H1N1 adviser: “It’s appropriate to be concerned”


Using hand sanitizers is recommended by RCC

Using hand sanitizers is recommended by RCC (Photo by Kassidy Scheppler)

By Marissa Woltanski

Byline Staff

The H1N1 virus – more commonly known as swine flu – has struck the Rogue Valley, and Rogue Community College wants its staff and students to use common sense precautions to protect themselves and their families.

“It’s appropriate to be concerned, this is a pandemic and it’s a widespread new virus,” said Dr. Steve Wells, a Family Physician of La Clinica and a member of the H1N1 Jackson County Medical Advisory Committee to the Health Department. “Those born after 1959 have no natural immunity.”

Wells says the outbreak has been stressing local health and human services.
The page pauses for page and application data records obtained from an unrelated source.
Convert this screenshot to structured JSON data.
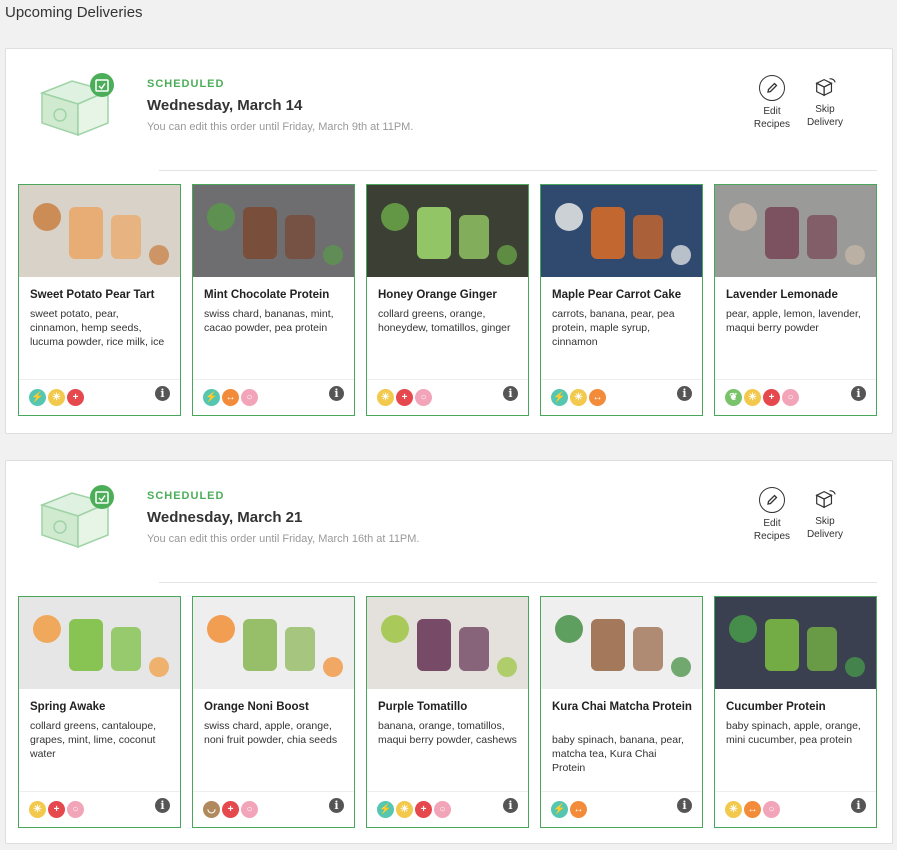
{
  "page": {
    "title": "Upcoming Deliveries"
  },
  "colors": {
    "accent_green": "#4cae59",
    "card_border": "#4aa65a"
  },
  "deliveries": [
    {
      "status": "SCHEDULED",
      "date": "Wednesday, March 14",
      "edit_note": "You can edit this order until Friday, March 9th at 11PM.",
      "actions": {
        "edit_line1": "Edit",
        "edit_line2": "Recipes",
        "skip_line1": "Skip",
        "skip_line2": "Delivery"
      },
      "recipes": [
        {
          "name": "Sweet Potato Pear Tart",
          "ingredients": "sweet potato, pear, cinnamon, hemp seeds, lucuma powder, rice milk, ice",
          "badges": [
            "energy-icon",
            "sun-icon",
            "plus-icon"
          ]
        },
        {
          "name": "Mint Chocolate Protein",
          "ingredients": "swiss chard, bananas, mint, cacao powder, pea protein",
          "badges": [
            "energy-icon",
            "fitness-icon",
            "ball-icon"
          ]
        },
        {
          "name": "Honey Orange Ginger",
          "ingredients": "collard greens, orange, honeydew, tomatillos, ginger",
          "badges": [
            "sun-icon",
            "plus-icon",
            "ball-icon"
          ]
        },
        {
          "name": "Maple Pear Carrot Cake",
          "ingredients": "carrots, banana, pear, pea protein, maple syrup, cinnamon",
          "badges": [
            "energy-icon",
            "sun-icon",
            "fitness-icon"
          ]
        },
        {
          "name": "Lavender Lemonade",
          "ingredients": "pear, apple, lemon, lavender, maqui berry powder",
          "badges": [
            "leaf-icon",
            "sun-icon",
            "plus-icon",
            "ball-icon"
          ]
        }
      ]
    },
    {
      "status": "SCHEDULED",
      "date": "Wednesday, March 21",
      "edit_note": "You can edit this order until Friday, March 16th at 11PM.",
      "actions": {
        "edit_line1": "Edit",
        "edit_line2": "Recipes",
        "skip_line1": "Skip",
        "skip_line2": "Delivery"
      },
      "recipes": [
        {
          "name": "Spring Awake",
          "ingredients": "collard greens, cantaloupe, grapes, mint, lime, coconut water",
          "badges": [
            "sun-icon",
            "plus-icon",
            "ball-icon"
          ]
        },
        {
          "name": "Orange Noni Boost",
          "ingredients": "swiss chard, apple, orange, noni fruit powder, chia seeds",
          "badges": [
            "bowl-icon",
            "plus-icon",
            "ball-icon"
          ]
        },
        {
          "name": "Purple Tomatillo",
          "ingredients": "banana, orange, tomatillos, maqui berry powder, cashews",
          "badges": [
            "energy-icon",
            "sun-icon",
            "plus-icon",
            "ball-icon"
          ]
        },
        {
          "name": "Kura Chai Matcha Protein",
          "ingredients": "baby spinach, banana, pear, matcha tea, Kura Chai Protein",
          "badges": [
            "energy-icon",
            "fitness-icon"
          ]
        },
        {
          "name": "Cucumber Protein",
          "ingredients": "baby spinach, apple, orange, mini cucumber, pea protein",
          "badges": [
            "sun-icon",
            "fitness-icon",
            "ball-icon"
          ]
        }
      ]
    }
  ]
}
Jackson County is in the final stages of setting up an H1N1 telephone triage line, for citizens to call into if they need assistance.
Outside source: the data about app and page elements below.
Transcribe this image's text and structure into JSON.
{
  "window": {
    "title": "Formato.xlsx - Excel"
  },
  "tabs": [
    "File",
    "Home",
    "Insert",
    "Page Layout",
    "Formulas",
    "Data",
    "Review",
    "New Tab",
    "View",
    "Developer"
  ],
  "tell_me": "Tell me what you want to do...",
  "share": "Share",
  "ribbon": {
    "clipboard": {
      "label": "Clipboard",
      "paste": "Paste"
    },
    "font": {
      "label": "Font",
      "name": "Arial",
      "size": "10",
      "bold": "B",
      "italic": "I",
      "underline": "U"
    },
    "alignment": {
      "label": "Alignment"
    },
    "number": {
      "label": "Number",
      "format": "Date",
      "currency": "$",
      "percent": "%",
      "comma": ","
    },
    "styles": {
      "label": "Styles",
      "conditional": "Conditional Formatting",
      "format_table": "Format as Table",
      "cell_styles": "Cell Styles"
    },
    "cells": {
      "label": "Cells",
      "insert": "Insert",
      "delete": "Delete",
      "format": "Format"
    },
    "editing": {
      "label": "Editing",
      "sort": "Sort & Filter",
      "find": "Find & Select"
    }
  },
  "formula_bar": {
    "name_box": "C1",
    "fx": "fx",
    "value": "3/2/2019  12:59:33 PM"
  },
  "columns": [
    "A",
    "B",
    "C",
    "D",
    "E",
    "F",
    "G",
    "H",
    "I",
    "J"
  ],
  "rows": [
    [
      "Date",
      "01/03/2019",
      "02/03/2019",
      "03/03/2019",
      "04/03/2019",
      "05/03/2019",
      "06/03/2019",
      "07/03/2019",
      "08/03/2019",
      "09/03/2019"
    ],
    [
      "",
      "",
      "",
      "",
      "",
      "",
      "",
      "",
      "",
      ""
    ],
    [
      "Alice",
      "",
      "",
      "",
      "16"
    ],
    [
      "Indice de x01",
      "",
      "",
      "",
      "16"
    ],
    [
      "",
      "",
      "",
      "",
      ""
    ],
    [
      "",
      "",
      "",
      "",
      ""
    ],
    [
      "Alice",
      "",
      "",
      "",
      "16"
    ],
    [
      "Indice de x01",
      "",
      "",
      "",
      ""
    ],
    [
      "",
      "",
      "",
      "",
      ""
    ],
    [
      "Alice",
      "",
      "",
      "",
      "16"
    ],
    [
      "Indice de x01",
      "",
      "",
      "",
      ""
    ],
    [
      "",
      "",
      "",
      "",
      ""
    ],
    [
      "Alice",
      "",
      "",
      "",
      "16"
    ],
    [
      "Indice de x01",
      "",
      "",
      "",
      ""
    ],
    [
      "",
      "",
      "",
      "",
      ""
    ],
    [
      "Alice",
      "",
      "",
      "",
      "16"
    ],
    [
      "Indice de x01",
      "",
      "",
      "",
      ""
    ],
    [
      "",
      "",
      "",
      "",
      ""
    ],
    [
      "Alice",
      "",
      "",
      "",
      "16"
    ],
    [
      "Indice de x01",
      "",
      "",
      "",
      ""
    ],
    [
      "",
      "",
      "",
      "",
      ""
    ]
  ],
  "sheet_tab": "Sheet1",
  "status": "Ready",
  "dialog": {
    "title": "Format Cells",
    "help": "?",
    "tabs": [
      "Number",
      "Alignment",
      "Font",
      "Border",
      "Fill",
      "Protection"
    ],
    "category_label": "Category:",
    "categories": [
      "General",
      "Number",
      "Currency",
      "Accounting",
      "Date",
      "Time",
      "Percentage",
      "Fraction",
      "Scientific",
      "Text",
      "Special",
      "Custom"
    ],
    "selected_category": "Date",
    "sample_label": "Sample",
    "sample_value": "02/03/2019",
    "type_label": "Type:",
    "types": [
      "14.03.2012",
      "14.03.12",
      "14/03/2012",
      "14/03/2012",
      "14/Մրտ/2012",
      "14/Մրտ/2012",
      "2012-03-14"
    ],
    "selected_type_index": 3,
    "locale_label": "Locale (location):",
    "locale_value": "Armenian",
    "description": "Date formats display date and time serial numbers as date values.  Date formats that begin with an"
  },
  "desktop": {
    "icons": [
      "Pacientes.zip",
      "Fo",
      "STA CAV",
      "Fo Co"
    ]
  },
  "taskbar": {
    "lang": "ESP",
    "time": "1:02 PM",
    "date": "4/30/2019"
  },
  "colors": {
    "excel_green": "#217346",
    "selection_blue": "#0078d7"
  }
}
Wells said that the triage line should hopefully be up sometime in late October, and they are currently looking for nurses and other volunteers to staff the hotline.
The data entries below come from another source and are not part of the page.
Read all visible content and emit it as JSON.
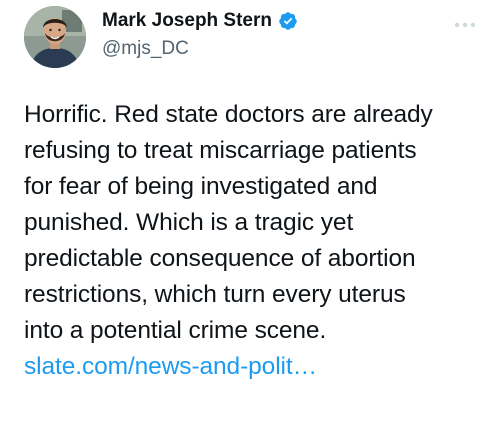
{
  "author": {
    "display_name": "Mark Joseph Stern",
    "handle": "@mjs_DC",
    "verified": true
  },
  "tweet": {
    "lines": [
      "Horrific. Red state doctors are already",
      "refusing to treat miscarriage patients",
      "for fear of being investigated and",
      "punished. Which is a tragic yet",
      "predictable consequence of abortion",
      "restrictions, which turn every uterus",
      "into a potential crime scene."
    ],
    "link_text": "slate.com/news-and-polit…"
  },
  "icons": {
    "verified": "verified-badge-icon",
    "more": "more-options-icon"
  },
  "colors": {
    "link": "#1d9bf0",
    "verified_badge": "#1d9bf0",
    "handle": "#536471",
    "text": "#0f1419",
    "more_icon": "#cfd9de"
  }
}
In a communication posted by Cheryl Markwell, Dean of Instruction, CAO, on the RCC H1N1 webpage, “The College is approaching H1N1 from a self-responsibility standpoint: each student and staff member needs to act in the best interest of their own health.”

“Don’t go to school if your sick,” Wells said. “You should stay out of school or work.”

In the event that you do become ill, it is recom-mended that you stay at home unless you are experiencing difficulty breathing.

“You should stay away from the emergency room for the community’s sake,” Wells said, and for the sake of ER staff, who he notes is also overworked.

According to Wells, everyone under the age of 24 is at higher risk, and he recommends receiving the H1N1 vaccine. If you are experiencing flu-like symptoms and you are not suffering from any chronic illnesses, Wells recommends you call your family doctor, who can advise you and an appropriate course of treatment.

Wells said that Jackson County is expecting shipments of the injectable version of the H1N1 vaccine in the coming week.

“As we saw with the first wave of H1N1 this spring, outbreaks like this typically lasts 10 weeks and currently we are about 3 weeks in,” Wells said.